Jeder habe während der Revolution gewusst, was zu tun sei, und das auch gemacht. Sei es, Reifen heranzuschaffen, die dann angezündet wurden, um die gefürchteten Berkut-Spezialeinheiten zurückzuschlagen, oder die Verwundeten abzutransportieren und zu versorgen. Warum überall EU-Fahnen wehen, erklärt Rina so: "Die Europäer müssen sich nicht vergewissern, dass sie Europäer sind. Für sie sind Recht und Ordnung, Gerechtigkeit, Transparenz und verlässliche Institutionen selbstverständlich. Für uns nicht. Wir Ukrainer wollen Teil dieser europäischen Wertegemeinschaft werden, wollen mit den im Wind flatternden EU-Fahnen zeigen, dass wir ein Teil Europas sein wollen."
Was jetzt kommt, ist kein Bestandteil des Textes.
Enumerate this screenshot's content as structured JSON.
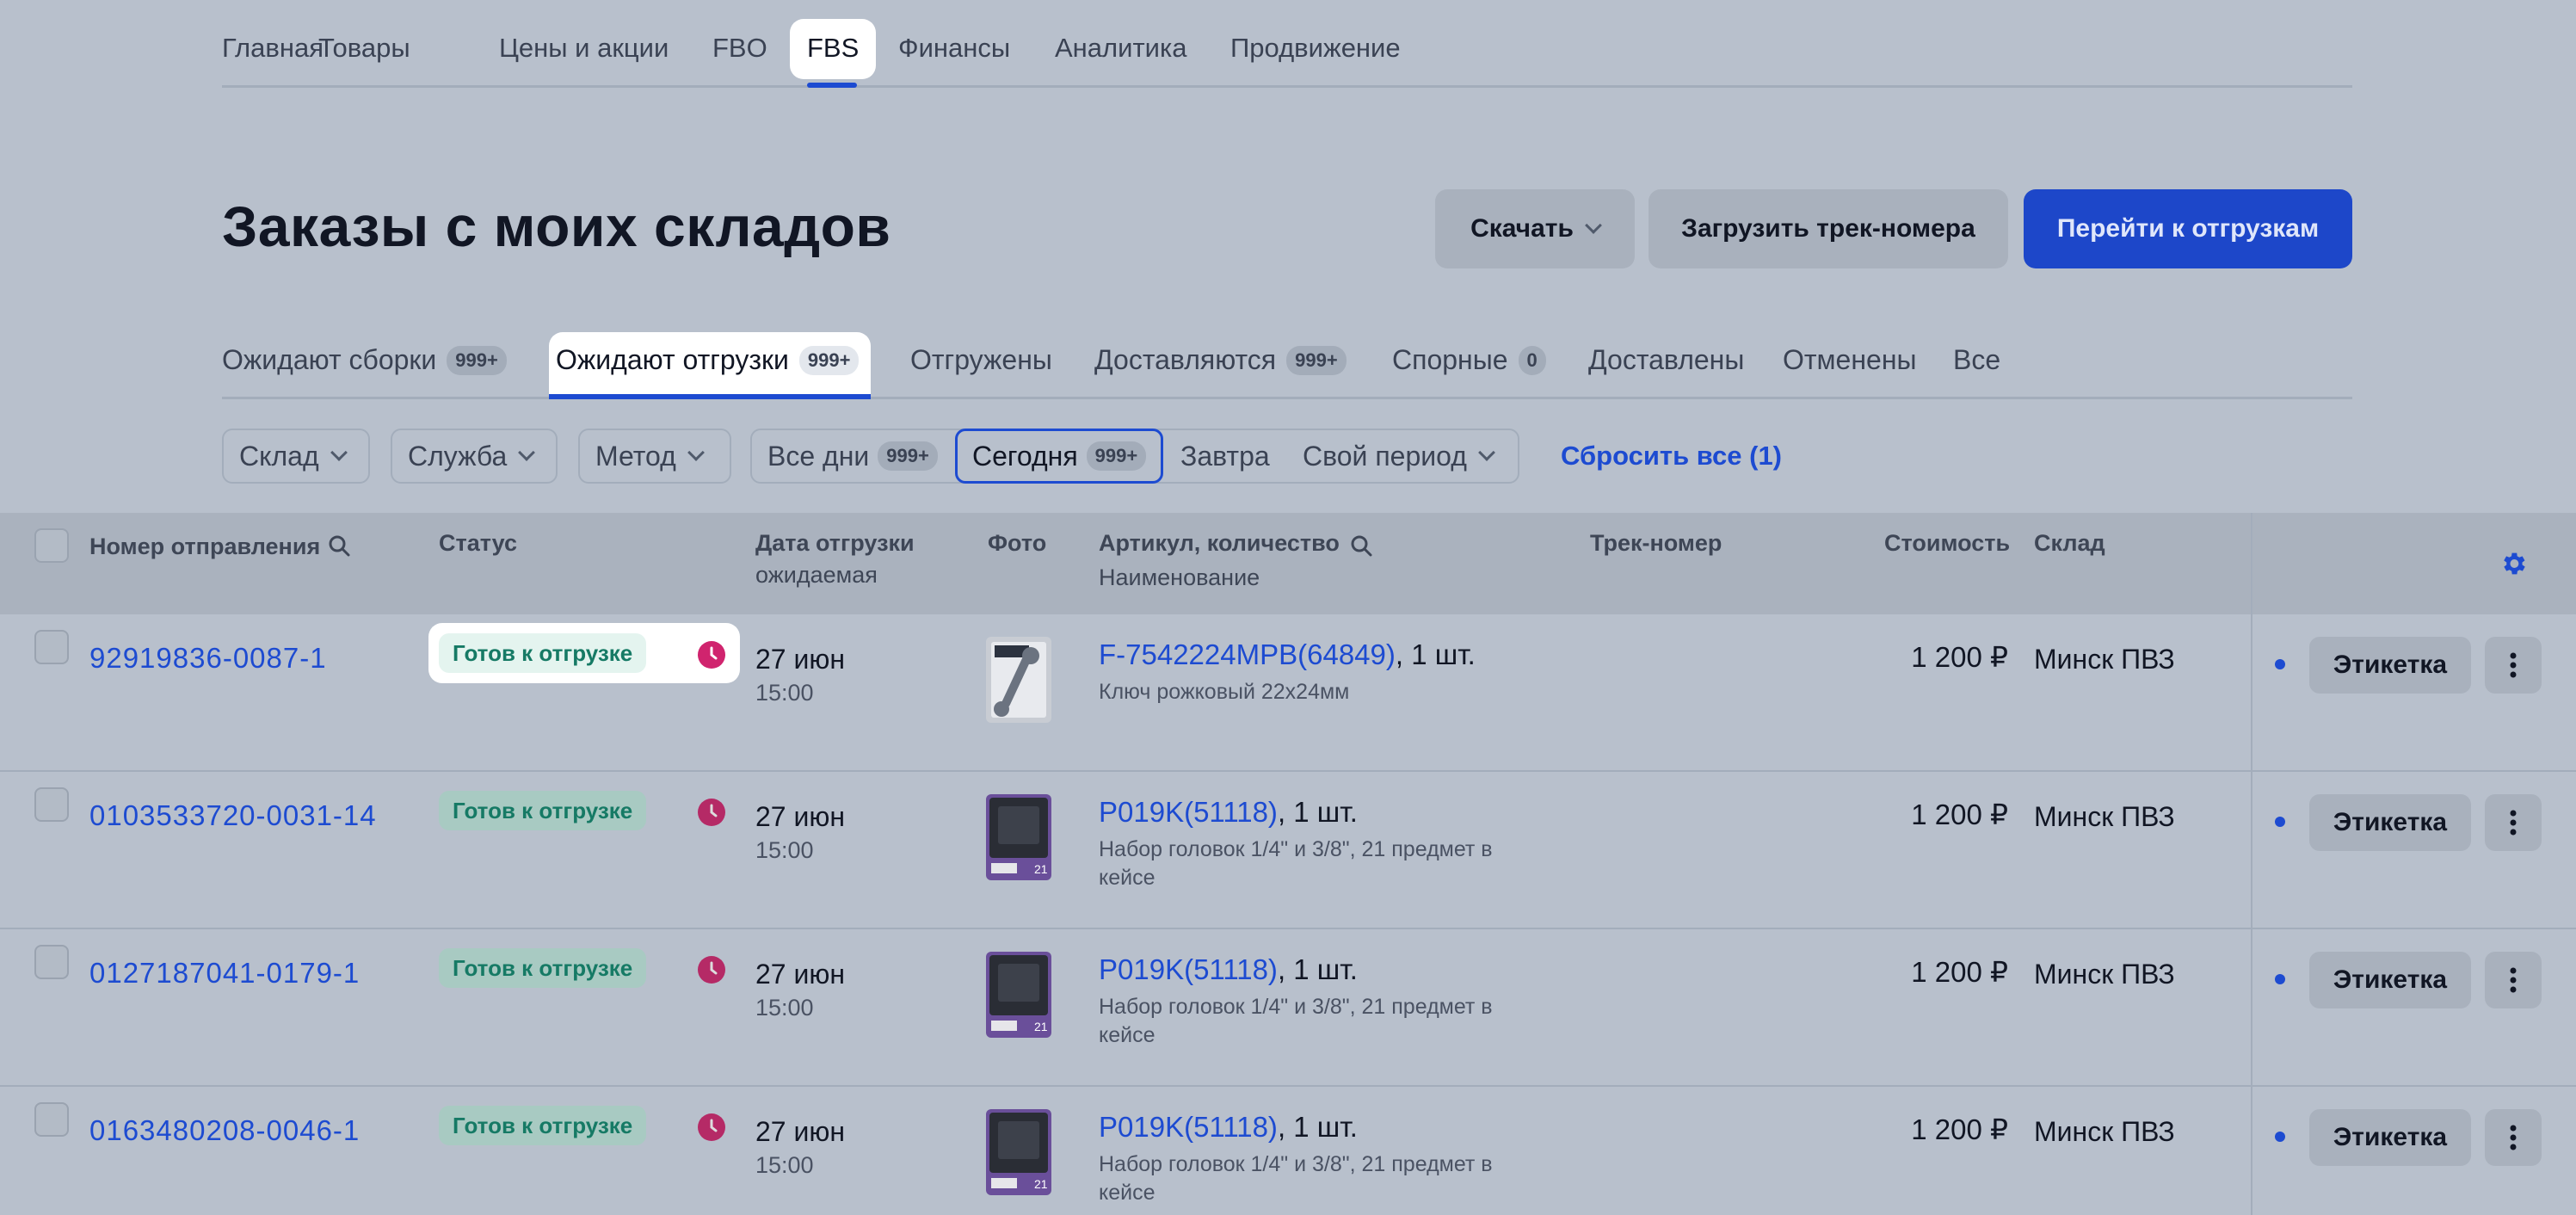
{
  "nav": {
    "items": [
      "Главная",
      "Товары",
      "Цены и акции",
      "FBO",
      "FBS",
      "Финансы",
      "Аналитика",
      "Продвижение"
    ],
    "active": "FBS"
  },
  "page_title": "Заказы с моих складов",
  "actions": {
    "download": "Скачать",
    "upload_tracks": "Загрузить трек-номера",
    "go_to_shipments": "Перейти к отгрузкам"
  },
  "tabs": [
    {
      "label": "Ожидают сборки",
      "count": "999+"
    },
    {
      "label": "Ожидают отгрузки",
      "count": "999+"
    },
    {
      "label": "Отгружены",
      "count": ""
    },
    {
      "label": "Доставляются",
      "count": "999+"
    },
    {
      "label": "Спорные",
      "count": "0"
    },
    {
      "label": "Доставлены",
      "count": ""
    },
    {
      "label": "Отменены",
      "count": ""
    },
    {
      "label": "Все",
      "count": ""
    }
  ],
  "filters": {
    "warehouse": "Склад",
    "service": "Служба",
    "method": "Метод",
    "all_days": "Все дни",
    "all_days_count": "999+",
    "today": "Сегодня",
    "today_count": "999+",
    "tomorrow": "Завтра",
    "custom_period": "Свой период",
    "reset": "Сбросить все (1)"
  },
  "table": {
    "headers": {
      "order_number": "Номер отправления",
      "status": "Статус",
      "ship_date": "Дата отгрузки",
      "ship_date_sub": "ожидаемая",
      "photo": "Фото",
      "sku": "Артикул, количество",
      "sku_sub": "Наименование",
      "track": "Трек-номер",
      "price": "Стоимость",
      "warehouse": "Склад"
    },
    "rows": [
      {
        "order": "92919836-0087-1",
        "status": "Готов к отгрузке",
        "date": "27 июн",
        "time": "15:00",
        "sku": "F-7542224MPB(64849)",
        "qty": ", 1 шт.",
        "name": "Ключ рожковый 22х24мм",
        "price": "1 200 ₽",
        "warehouse": "Минск ПВЗ",
        "label_btn": "Этикетка"
      },
      {
        "order": "0103533720-0031-14",
        "status": "Готов к отгрузке",
        "date": "27 июн",
        "time": "15:00",
        "sku": "P019K(51118)",
        "qty": ", 1 шт.",
        "name": "Набор головок 1/4\" и 3/8\", 21 предмет в кейсе",
        "price": "1 200 ₽",
        "warehouse": "Минск ПВЗ",
        "label_btn": "Этикетка"
      },
      {
        "order": "0127187041-0179-1",
        "status": "Готов к отгрузке",
        "date": "27 июн",
        "time": "15:00",
        "sku": "P019K(51118)",
        "qty": ", 1 шт.",
        "name": "Набор головок 1/4\" и 3/8\", 21 предмет в кейсе",
        "price": "1 200 ₽",
        "warehouse": "Минск ПВЗ",
        "label_btn": "Этикетка"
      },
      {
        "order": "0163480208-0046-1",
        "status": "Готов к отгрузке",
        "date": "27 июн",
        "time": "15:00",
        "sku": "P019K(51118)",
        "qty": ", 1 шт.",
        "name": "Набор головок 1/4\" и 3/8\", 21 предмет в кейсе",
        "price": "1 200 ₽",
        "warehouse": "Минск ПВЗ",
        "label_btn": "Этикетка"
      }
    ]
  },
  "colors": {
    "accent": "#1d4bd1",
    "status_green": "#167a65",
    "clock_pink": "#d0246e",
    "overlay_bg": "#b8c0cc"
  }
}
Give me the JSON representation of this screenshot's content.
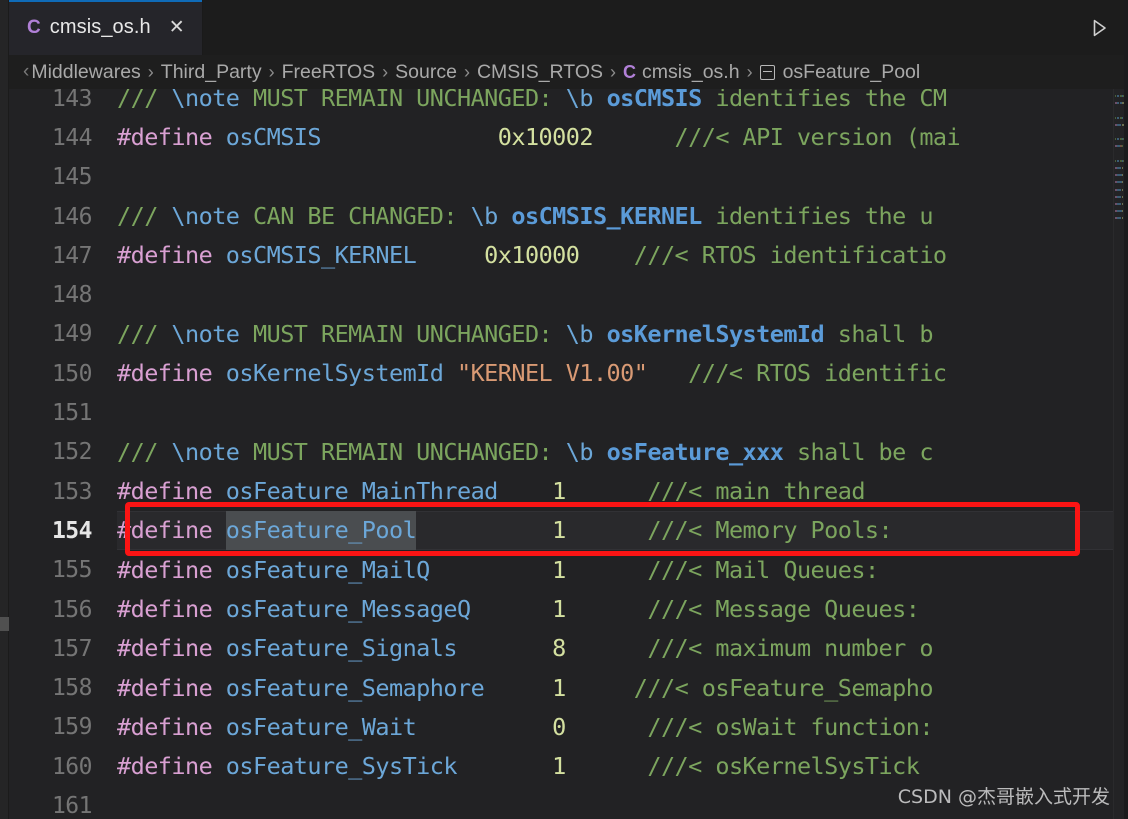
{
  "window": {
    "theme": "dark",
    "accent_blue": "#0f6bb8",
    "editor_bg": "#222224",
    "tab_bg": "#25252a"
  },
  "tabs": [
    {
      "label": "cmsis_os.h",
      "file_icon": "C",
      "active": true,
      "close_glyph": "✕"
    }
  ],
  "editor_actions": {
    "run_label": "Run",
    "run_icon": "play-triangle-icon"
  },
  "breadcrumb": {
    "clipped_prefix": "‹",
    "separator": "›",
    "items": [
      {
        "label": "Middlewares",
        "icon": null
      },
      {
        "label": "Third_Party",
        "icon": null
      },
      {
        "label": "FreeRTOS",
        "icon": null
      },
      {
        "label": "Source",
        "icon": null
      },
      {
        "label": "CMSIS_RTOS",
        "icon": null
      },
      {
        "label": "cmsis_os.h",
        "icon": "c-file-icon"
      },
      {
        "label": "osFeature_Pool",
        "icon": "symbol-constant-icon"
      }
    ]
  },
  "code": {
    "language": "c",
    "first_line": 143,
    "active_line": 154,
    "selection_text": "osFeature_Pool",
    "lines": [
      {
        "no": 143,
        "tokens": [
          {
            "t": "/// ",
            "c": "t-cmt"
          },
          {
            "t": "\\note ",
            "c": "t-doc"
          },
          {
            "t": "MUST REMAIN UNCHANGED: ",
            "c": "t-cmt"
          },
          {
            "t": "\\b ",
            "c": "t-doc"
          },
          {
            "t": "osCMSIS",
            "c": "t-docb"
          },
          {
            "t": " identifies the CM",
            "c": "t-cmt"
          }
        ]
      },
      {
        "no": 144,
        "tokens": [
          {
            "t": "#define ",
            "c": "t-pre"
          },
          {
            "t": "osCMSIS",
            "c": "t-id"
          },
          {
            "t": "             ",
            "c": "t-id"
          },
          {
            "t": "0x10002",
            "c": "t-num"
          },
          {
            "t": "      ",
            "c": "t-cmt"
          },
          {
            "t": "///< API version (mai",
            "c": "t-cmt"
          }
        ]
      },
      {
        "no": 145,
        "tokens": []
      },
      {
        "no": 146,
        "tokens": [
          {
            "t": "/// ",
            "c": "t-cmt"
          },
          {
            "t": "\\note ",
            "c": "t-doc"
          },
          {
            "t": "CAN BE CHANGED: ",
            "c": "t-cmt"
          },
          {
            "t": "\\b ",
            "c": "t-doc"
          },
          {
            "t": "osCMSIS_KERNEL",
            "c": "t-docb"
          },
          {
            "t": " identifies the u",
            "c": "t-cmt"
          }
        ]
      },
      {
        "no": 147,
        "tokens": [
          {
            "t": "#define ",
            "c": "t-pre"
          },
          {
            "t": "osCMSIS_KERNEL",
            "c": "t-id"
          },
          {
            "t": "     ",
            "c": "t-id"
          },
          {
            "t": "0x10000",
            "c": "t-num"
          },
          {
            "t": "    ",
            "c": "t-cmt"
          },
          {
            "t": "///< RTOS identificatio",
            "c": "t-cmt"
          }
        ]
      },
      {
        "no": 148,
        "tokens": []
      },
      {
        "no": 149,
        "tokens": [
          {
            "t": "/// ",
            "c": "t-cmt"
          },
          {
            "t": "\\note ",
            "c": "t-doc"
          },
          {
            "t": "MUST REMAIN UNCHANGED: ",
            "c": "t-cmt"
          },
          {
            "t": "\\b ",
            "c": "t-doc"
          },
          {
            "t": "osKernelSystemId",
            "c": "t-docb"
          },
          {
            "t": " shall b",
            "c": "t-cmt"
          }
        ]
      },
      {
        "no": 150,
        "tokens": [
          {
            "t": "#define ",
            "c": "t-pre"
          },
          {
            "t": "osKernelSystemId ",
            "c": "t-id"
          },
          {
            "t": "\"KERNEL V1.00\"",
            "c": "t-str"
          },
          {
            "t": "   ",
            "c": "t-cmt"
          },
          {
            "t": "///< RTOS identific",
            "c": "t-cmt"
          }
        ]
      },
      {
        "no": 151,
        "tokens": []
      },
      {
        "no": 152,
        "tokens": [
          {
            "t": "/// ",
            "c": "t-cmt"
          },
          {
            "t": "\\note ",
            "c": "t-doc"
          },
          {
            "t": "MUST REMAIN UNCHANGED: ",
            "c": "t-cmt"
          },
          {
            "t": "\\b ",
            "c": "t-doc"
          },
          {
            "t": "osFeature_xxx",
            "c": "t-docb"
          },
          {
            "t": " shall be c",
            "c": "t-cmt"
          }
        ]
      },
      {
        "no": 153,
        "tokens": [
          {
            "t": "#define ",
            "c": "t-pre"
          },
          {
            "t": "osFeature_MainThread",
            "c": "t-id"
          },
          {
            "t": "    ",
            "c": "t-id"
          },
          {
            "t": "1",
            "c": "t-num"
          },
          {
            "t": "      ",
            "c": "t-cmt"
          },
          {
            "t": "///< main thread",
            "c": "t-cmt"
          }
        ]
      },
      {
        "no": 154,
        "current": true,
        "tokens": [
          {
            "t": "#define ",
            "c": "t-pre"
          },
          {
            "t": "osFeature_Pool",
            "c": "t-id",
            "sel": true
          },
          {
            "t": "          ",
            "c": "t-id"
          },
          {
            "t": "1",
            "c": "t-num"
          },
          {
            "t": "      ",
            "c": "t-cmt"
          },
          {
            "t": "///< Memory Pools:",
            "c": "t-cmt"
          }
        ]
      },
      {
        "no": 155,
        "tokens": [
          {
            "t": "#define ",
            "c": "t-pre"
          },
          {
            "t": "osFeature_MailQ",
            "c": "t-id"
          },
          {
            "t": "         ",
            "c": "t-id"
          },
          {
            "t": "1",
            "c": "t-num"
          },
          {
            "t": "      ",
            "c": "t-cmt"
          },
          {
            "t": "///< Mail Queues:",
            "c": "t-cmt"
          }
        ]
      },
      {
        "no": 156,
        "tokens": [
          {
            "t": "#define ",
            "c": "t-pre"
          },
          {
            "t": "osFeature_MessageQ",
            "c": "t-id"
          },
          {
            "t": "      ",
            "c": "t-id"
          },
          {
            "t": "1",
            "c": "t-num"
          },
          {
            "t": "      ",
            "c": "t-cmt"
          },
          {
            "t": "///< Message Queues:",
            "c": "t-cmt"
          }
        ]
      },
      {
        "no": 157,
        "tokens": [
          {
            "t": "#define ",
            "c": "t-pre"
          },
          {
            "t": "osFeature_Signals",
            "c": "t-id"
          },
          {
            "t": "       ",
            "c": "t-id"
          },
          {
            "t": "8",
            "c": "t-num"
          },
          {
            "t": "      ",
            "c": "t-cmt"
          },
          {
            "t": "///< maximum number o",
            "c": "t-cmt"
          }
        ]
      },
      {
        "no": 158,
        "tokens": [
          {
            "t": "#define ",
            "c": "t-pre"
          },
          {
            "t": "osFeature_Semaphore",
            "c": "t-id"
          },
          {
            "t": "     ",
            "c": "t-id"
          },
          {
            "t": "1",
            "c": "t-num"
          },
          {
            "t": "     ",
            "c": "t-cmt"
          },
          {
            "t": "///< osFeature_Semapho",
            "c": "t-cmt"
          }
        ]
      },
      {
        "no": 159,
        "tokens": [
          {
            "t": "#define ",
            "c": "t-pre"
          },
          {
            "t": "osFeature_Wait",
            "c": "t-id"
          },
          {
            "t": "          ",
            "c": "t-id"
          },
          {
            "t": "0",
            "c": "t-num"
          },
          {
            "t": "      ",
            "c": "t-cmt"
          },
          {
            "t": "///< osWait function:",
            "c": "t-cmt"
          }
        ]
      },
      {
        "no": 160,
        "tokens": [
          {
            "t": "#define ",
            "c": "t-pre"
          },
          {
            "t": "osFeature_SysTick",
            "c": "t-id"
          },
          {
            "t": "       ",
            "c": "t-id"
          },
          {
            "t": "1",
            "c": "t-num"
          },
          {
            "t": "      ",
            "c": "t-cmt"
          },
          {
            "t": "///< osKernelSysTick ",
            "c": "t-cmt"
          }
        ]
      },
      {
        "no": 161,
        "tokens": []
      }
    ]
  },
  "annotation": {
    "type": "red-rectangle",
    "color": "#fb1414",
    "targets_line": 154
  },
  "watermark": {
    "text": "CSDN @杰哥嵌入式开发"
  }
}
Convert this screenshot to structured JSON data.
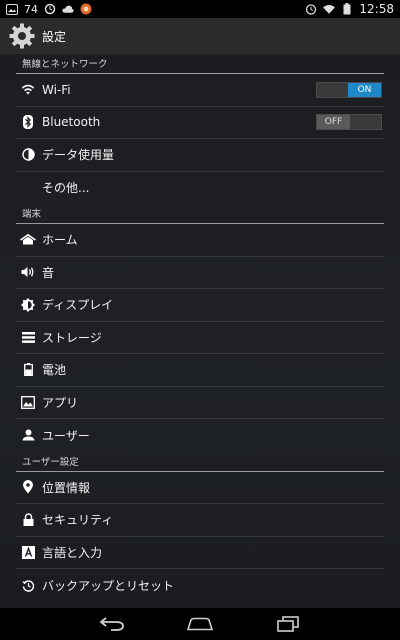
{
  "status_bar": {
    "notification_count": "74",
    "time": "12:58",
    "left_icons": [
      "image-icon",
      "count",
      "sync-icon",
      "cloud-icon",
      "app-icon"
    ],
    "right_icons": [
      "alarm-icon",
      "wifi-icon",
      "battery-icon"
    ]
  },
  "action_bar": {
    "title": "設定",
    "icon": "gear-icon"
  },
  "sections": {
    "wireless": {
      "header": "無線とネットワーク",
      "items": {
        "wifi": {
          "label": "Wi-Fi",
          "icon": "wifi-icon",
          "toggle": "ON"
        },
        "bluetooth": {
          "label": "Bluetooth",
          "icon": "bluetooth-icon",
          "toggle": "OFF"
        },
        "data_usage": {
          "label": "データ使用量",
          "icon": "data-usage-icon"
        },
        "more": {
          "label": "その他..."
        }
      }
    },
    "device": {
      "header": "端末",
      "items": {
        "home": {
          "label": "ホーム",
          "icon": "home-icon"
        },
        "sound": {
          "label": "音",
          "icon": "speaker-icon"
        },
        "display": {
          "label": "ディスプレイ",
          "icon": "brightness-icon"
        },
        "storage": {
          "label": "ストレージ",
          "icon": "storage-icon"
        },
        "battery": {
          "label": "電池",
          "icon": "battery-icon"
        },
        "apps": {
          "label": "アプリ",
          "icon": "apps-icon"
        },
        "users": {
          "label": "ユーザー",
          "icon": "user-icon"
        }
      }
    },
    "personal": {
      "header": "ユーザー設定",
      "items": {
        "location": {
          "label": "位置情報",
          "icon": "location-icon"
        },
        "security": {
          "label": "セキュリティ",
          "icon": "lock-icon"
        },
        "language": {
          "label": "言語と入力",
          "icon": "language-icon"
        },
        "backup": {
          "label": "バックアップとリセット",
          "icon": "backup-icon"
        }
      }
    }
  },
  "nav_bar": {
    "buttons": [
      "back-icon",
      "home-icon",
      "recents-icon"
    ]
  },
  "colors": {
    "toggle_on": "#1e88c8",
    "action_bar_bg": "#2b2b2b",
    "content_bg": "#1e2125"
  }
}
Wer die Ukraine verstehen will, muss die Geschichte des Landes verstehen, sagt die junge Juristin Olena Chernova. Sie ist Teil des Netzwerks junger Alpbach-Stipendiaten, die im Sommer in dem Tiroler Bergdorf zusammenkommen, um mit jungen Kolleginnen und Kollegen aus Österreich, Ost- und Südosteuropa zu studieren und zu diskutieren. Olena führt ins Ukrainische Staatsmuseum des Großen Patriotischen Krieges, wo gleich am Eingang ein zerschmetterter Reichsadler mit Hakenkreuz am Steinboden liegt. 6,8 Millionen Ukrainer starben im Zweiten Weltkrieg, das waren 16,3 Prozent der Bevölkerung. Olena kann nicht verstehen, warum in Deutschland und Österreich in diesen Tagen über die Notwendigkeit der Rücksichtnahme gegenüber Russland angesichts der Kriegsschuld gesprochen, aber auf die Kriegsschuld Nazideutschlands an der Ukraine vergessen wird. Genauso, wie kaum an Holodomor, die von Stalin herbeigeführte tödliche Hungersnot in der Ukraine in den 30er Jahren, erinnert wird. Mehr als sieben Millionen Ukrainer sollen in 18 Monaten von 1932-33 durch Hunger umgekommen sein. Ein Teil der Ablehnung Russlands kommt wohl aus dieser Zeit, in der die Kommunisten in Moskau die Landbevölkerung in der Ukraine systematisch ausgehungert haben. Nur wer die Vergangenheit versteht, könne die Zukunft meistern, sagt die junge Juristin Chernova.

Und diese Zukunft liege in Europa. Die Wahlen in der Ukraine am Wochenende seien nach der Maidan-Revolution der nächste, wichtige Schritt der Ukraine in Richtung eines normalen, europäischen Landes.